Now, local healthcare providers and insurers are helping the city respond to the crisis.
When the city switched to the Flint River in April 2014, residents immediately complained about the water's smell, taste and color, said Kirk Smith, CEO of the Flint Area Health Coalition, which is coordinating the local health effort.
Despite complaints, Flint residents were told for more than 18 months by state and city officials that tests indicated the water was fine and not to worry.
But in late September, Mona Hanna-Attisha, a pediatrician at Hurley Medical Center, a city-owned hospital in Flint, announced tests she conducted showed up to 9,000 children in Flint were being exposed to double and even triple the average blood lead levels from the water.
Hanna-Attisha's study, which has been published in the American Journal of Public Health, showed the percentage of children 6 years old and younger with more than 5 micrograms per deciliter of lead in their blood increased from 2.1 percent when Flint purchased Lake Huron water from Detroit to 4 percent after the switch to the Flint River.
"Once I got the data, I shared it with other pediatricians (that included Dr. Lawrence Reynolds, CEO of Mott Children's Health Center)," said Hanna-Attisha, director of the Hurley pediatric residency program. "I am new and needed an army behind me."
But her warnings at a Sept. 24 press conference were criticized by the establishment in Lansing for more than a week.
"Even when the state was fighting back, saying I was playing political football, causing hysteria, slicing and dicing the data and that we were wrong, I had the full support of the physician community and my hospital," she said.
Fellow physicians at the Genesee County Medical Society, at local hospitals that included Hurley, Genesys Health and McLaren Flint, and the health coalition echoed her concerns, Smith said.
A doctor-to-doctor conversation with Eden Wells, M.D., the chief medical executive with the Michigan Department of Health and Human Services, was the game changer that turned around the state's attitude, said Hanna-Attisha, who now is lead with the Michigan State University/Hurley Pediatric Public Health Initiative.
Wells, also a clinical associate professor of epidemiology at the University of Michigan's School of Public Health, said state epidemiologists were already trying to replicate Hanna-Attisha's study, which they did Oct. 1.
The next day, Gov.
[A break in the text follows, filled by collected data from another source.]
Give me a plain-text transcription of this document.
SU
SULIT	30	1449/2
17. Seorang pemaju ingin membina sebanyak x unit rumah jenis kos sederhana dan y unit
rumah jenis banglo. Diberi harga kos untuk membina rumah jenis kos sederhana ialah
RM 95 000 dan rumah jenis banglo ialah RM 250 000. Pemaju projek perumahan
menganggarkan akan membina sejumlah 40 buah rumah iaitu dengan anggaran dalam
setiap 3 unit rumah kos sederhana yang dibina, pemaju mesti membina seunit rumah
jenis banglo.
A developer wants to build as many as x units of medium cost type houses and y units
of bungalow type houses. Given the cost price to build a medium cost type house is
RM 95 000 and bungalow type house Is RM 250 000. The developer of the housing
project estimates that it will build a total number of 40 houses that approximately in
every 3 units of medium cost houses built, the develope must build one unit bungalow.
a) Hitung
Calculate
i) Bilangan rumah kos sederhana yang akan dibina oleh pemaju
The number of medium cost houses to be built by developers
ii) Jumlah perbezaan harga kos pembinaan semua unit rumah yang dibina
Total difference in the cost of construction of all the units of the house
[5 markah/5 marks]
Rick Snyder ordered the distribution of filters along with water testing and blood testing for children.
But it wasn't until Oct. 16 that the city switched back to the Detroit water system. And it wasn't until Dec. 15, when newly elected Flint Mayor Karen Weaver declared a state of emergency, followed by Genesee County on Jan. 5 and Michigan on Jan. 6.
"Those two months felt like a year," Hanna-Attisha said. "I wish they could have gone back to April 2014" and never made the decision to use the Flint River.
But Hanna-Attisha said even though the Detroit-supplied water is less acidic, Flint's water pipe infrastructure has been damaged and there is still ongoing lead exposure.
"Everybody is really trying to help now," she said. "We had a meeting (last week) with all the Medicaid plans in the county. We need to all work together as providers, health plans, to address the needs of our children for the long term."